L’auxiliaire peut également se concentrer sur les différentes étapes de son travail afin de garder une forme de distance “professionnelle” avec le désarroi des propriétaires. En accord avec l’équipe, il est possible de mettre en place des procédures pour répartir les rôles lors des différentes étapes d’une euthanasie : conforter la décision, expliquer le déroulement de l’acte, réaliser une contention douce, proposer les différentes solutions d’incinération pour le corps, etc. Par exemple, pour l’accueil des propriétaires et la préparation de l’acte, un isolement dans une pièce à part de la salle de consultation peut être proposé, des mouchoirs sont mis à disposition, etc. Toute l’équipe se mobilise alors pour appliquer la procédure qui a été décidée.
La mise au point des modalités d’accompagnement du propriétaire est également une approche durant la réalisation de l’euthanasie en elle-même (selon qu’il assiste ou non à l’acte, que l’animal est anesthésié auparavant ou non, etc.) et après la mort de l’animal (isolement avec l’animal, soutien, offre de boisson, etc.). Enfin, le moment où les questions du devenir du corps sont abordées peut également être prévu, ainsi que celui de la présentation des tarifs et du paiement. En pratique mixte, il est aussi possible d’instaurer des procédures d’écoute pour les éleveurs.
Toutefois, ces règles de travail ne doivent pas rester figées, afin d’être adaptées à toute situation : une euthanasie en urgence ne sera pas gérée de la même façon qu’une autre, pratiquée pour soulager un animal atteint d’une maladie chronique, et pour lequel la décision a été longue à prendre.
L’ASV peut avoir le sentiment d’être seul à être autant atteint par l’euthanasie et ne pas oser faire part de son affectation. En fait, cet acte ne laisse personne indifférent. Évoquer ses difficultés avec sa famille ou des amis, qui peuvent aider à prendre du recul, est utile. Mais communiquer sur ses émotions avec l’équipe de la clinique est également primordial.
Parler avec les autres auxiliaires vétérinaires permet notamment de partager ses expériences, aussi bien dans le ressenti que sur la façon de se comporter en cas de situation difficile ou face à certaines réactions des propriétaires, sans se laisser surprendre ou déstabiliser. Cela permet de se sentir à son tour compris et soutenu, ce qui est important sur le lieu de son travail.

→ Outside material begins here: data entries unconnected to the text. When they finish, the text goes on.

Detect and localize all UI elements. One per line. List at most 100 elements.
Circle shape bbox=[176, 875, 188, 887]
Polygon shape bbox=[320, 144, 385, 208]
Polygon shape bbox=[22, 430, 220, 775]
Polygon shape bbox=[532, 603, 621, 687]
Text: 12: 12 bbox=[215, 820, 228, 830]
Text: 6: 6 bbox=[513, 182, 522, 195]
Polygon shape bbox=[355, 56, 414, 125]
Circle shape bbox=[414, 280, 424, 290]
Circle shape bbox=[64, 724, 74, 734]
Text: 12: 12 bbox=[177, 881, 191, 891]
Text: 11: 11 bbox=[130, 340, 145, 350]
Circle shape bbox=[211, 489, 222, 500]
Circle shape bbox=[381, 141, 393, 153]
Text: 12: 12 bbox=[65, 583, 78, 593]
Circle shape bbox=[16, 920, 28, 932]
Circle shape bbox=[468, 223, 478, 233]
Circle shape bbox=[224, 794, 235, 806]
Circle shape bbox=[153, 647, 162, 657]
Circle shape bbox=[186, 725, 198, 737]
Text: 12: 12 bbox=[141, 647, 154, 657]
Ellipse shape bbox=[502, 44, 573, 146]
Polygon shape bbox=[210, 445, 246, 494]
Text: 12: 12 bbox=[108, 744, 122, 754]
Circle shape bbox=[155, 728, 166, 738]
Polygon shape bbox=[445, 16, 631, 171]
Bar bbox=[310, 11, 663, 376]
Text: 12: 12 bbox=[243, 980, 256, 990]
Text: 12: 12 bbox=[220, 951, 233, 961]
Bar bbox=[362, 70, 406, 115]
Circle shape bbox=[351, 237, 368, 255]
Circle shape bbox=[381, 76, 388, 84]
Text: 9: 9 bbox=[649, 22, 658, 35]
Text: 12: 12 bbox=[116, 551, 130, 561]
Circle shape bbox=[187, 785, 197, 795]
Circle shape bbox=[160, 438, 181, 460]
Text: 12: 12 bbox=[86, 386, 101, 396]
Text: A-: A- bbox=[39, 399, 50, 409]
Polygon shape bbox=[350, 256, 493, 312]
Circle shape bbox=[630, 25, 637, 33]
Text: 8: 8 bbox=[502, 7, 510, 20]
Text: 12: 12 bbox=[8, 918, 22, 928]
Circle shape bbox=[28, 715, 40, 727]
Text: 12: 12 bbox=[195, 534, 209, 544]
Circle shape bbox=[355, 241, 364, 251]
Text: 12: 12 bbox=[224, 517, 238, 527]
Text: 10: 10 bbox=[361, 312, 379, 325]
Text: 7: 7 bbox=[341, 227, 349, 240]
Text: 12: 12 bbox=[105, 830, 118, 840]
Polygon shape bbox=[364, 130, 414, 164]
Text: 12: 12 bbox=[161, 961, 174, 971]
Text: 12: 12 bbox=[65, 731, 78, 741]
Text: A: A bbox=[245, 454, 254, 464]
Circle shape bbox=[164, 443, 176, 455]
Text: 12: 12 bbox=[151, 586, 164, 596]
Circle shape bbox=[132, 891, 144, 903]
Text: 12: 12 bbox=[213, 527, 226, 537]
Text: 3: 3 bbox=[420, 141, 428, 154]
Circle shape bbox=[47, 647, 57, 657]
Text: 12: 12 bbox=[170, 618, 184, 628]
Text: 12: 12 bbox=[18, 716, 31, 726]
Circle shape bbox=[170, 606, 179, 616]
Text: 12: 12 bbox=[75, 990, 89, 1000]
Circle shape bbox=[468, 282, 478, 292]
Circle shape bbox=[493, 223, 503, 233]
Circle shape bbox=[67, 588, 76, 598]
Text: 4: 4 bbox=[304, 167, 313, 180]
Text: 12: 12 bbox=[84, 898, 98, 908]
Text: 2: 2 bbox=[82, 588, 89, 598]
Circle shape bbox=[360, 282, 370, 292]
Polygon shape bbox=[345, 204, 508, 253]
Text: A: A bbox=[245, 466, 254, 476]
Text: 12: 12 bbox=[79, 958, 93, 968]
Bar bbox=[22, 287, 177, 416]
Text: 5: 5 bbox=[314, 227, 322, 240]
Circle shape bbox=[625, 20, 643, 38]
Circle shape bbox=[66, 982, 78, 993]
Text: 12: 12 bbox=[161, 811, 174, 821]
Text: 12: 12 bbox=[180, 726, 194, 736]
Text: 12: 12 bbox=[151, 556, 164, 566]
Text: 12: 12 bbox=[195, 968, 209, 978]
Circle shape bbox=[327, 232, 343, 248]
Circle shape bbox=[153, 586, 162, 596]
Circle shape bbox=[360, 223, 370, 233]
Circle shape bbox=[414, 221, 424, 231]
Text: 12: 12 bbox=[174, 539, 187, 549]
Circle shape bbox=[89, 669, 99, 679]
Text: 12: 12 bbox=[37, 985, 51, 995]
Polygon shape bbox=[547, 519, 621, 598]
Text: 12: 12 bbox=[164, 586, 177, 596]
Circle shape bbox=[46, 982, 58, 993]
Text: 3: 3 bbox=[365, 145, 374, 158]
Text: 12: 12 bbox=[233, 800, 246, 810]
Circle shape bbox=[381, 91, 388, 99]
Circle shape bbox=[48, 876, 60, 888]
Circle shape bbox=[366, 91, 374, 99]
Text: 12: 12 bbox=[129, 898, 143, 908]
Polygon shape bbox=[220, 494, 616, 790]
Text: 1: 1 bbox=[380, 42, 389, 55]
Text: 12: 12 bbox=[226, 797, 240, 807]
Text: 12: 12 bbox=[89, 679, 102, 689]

L’ASV peut également s’entretenir avec le vétérinaire, lui demander de quelle façon lui-même perçoit cet acte, et dans quelles conditions il prend la décision de le proposer aux propriétaires. Cet échange peut être l’occasion de revoir certains points concernant la réglementation qui entoure l’euthanasie, et pose les limites de ce qui est acceptable. A contrario, cela permet d’évoquer dans quels cas l’euthanasie n’est pas proposée ou pourrait être refusée à un propriétaire qui la demande.
Cette démarche est également l’opportunité de confier ses valeurs, de les inscrire dans celles de l’équipe. Enfin, discuter est une solution pour trouver des réponses aux questions que l’euthanasie soulève concernant sa propre vie, questions parfois difficiles et qui peuvent mener à des moments de doute.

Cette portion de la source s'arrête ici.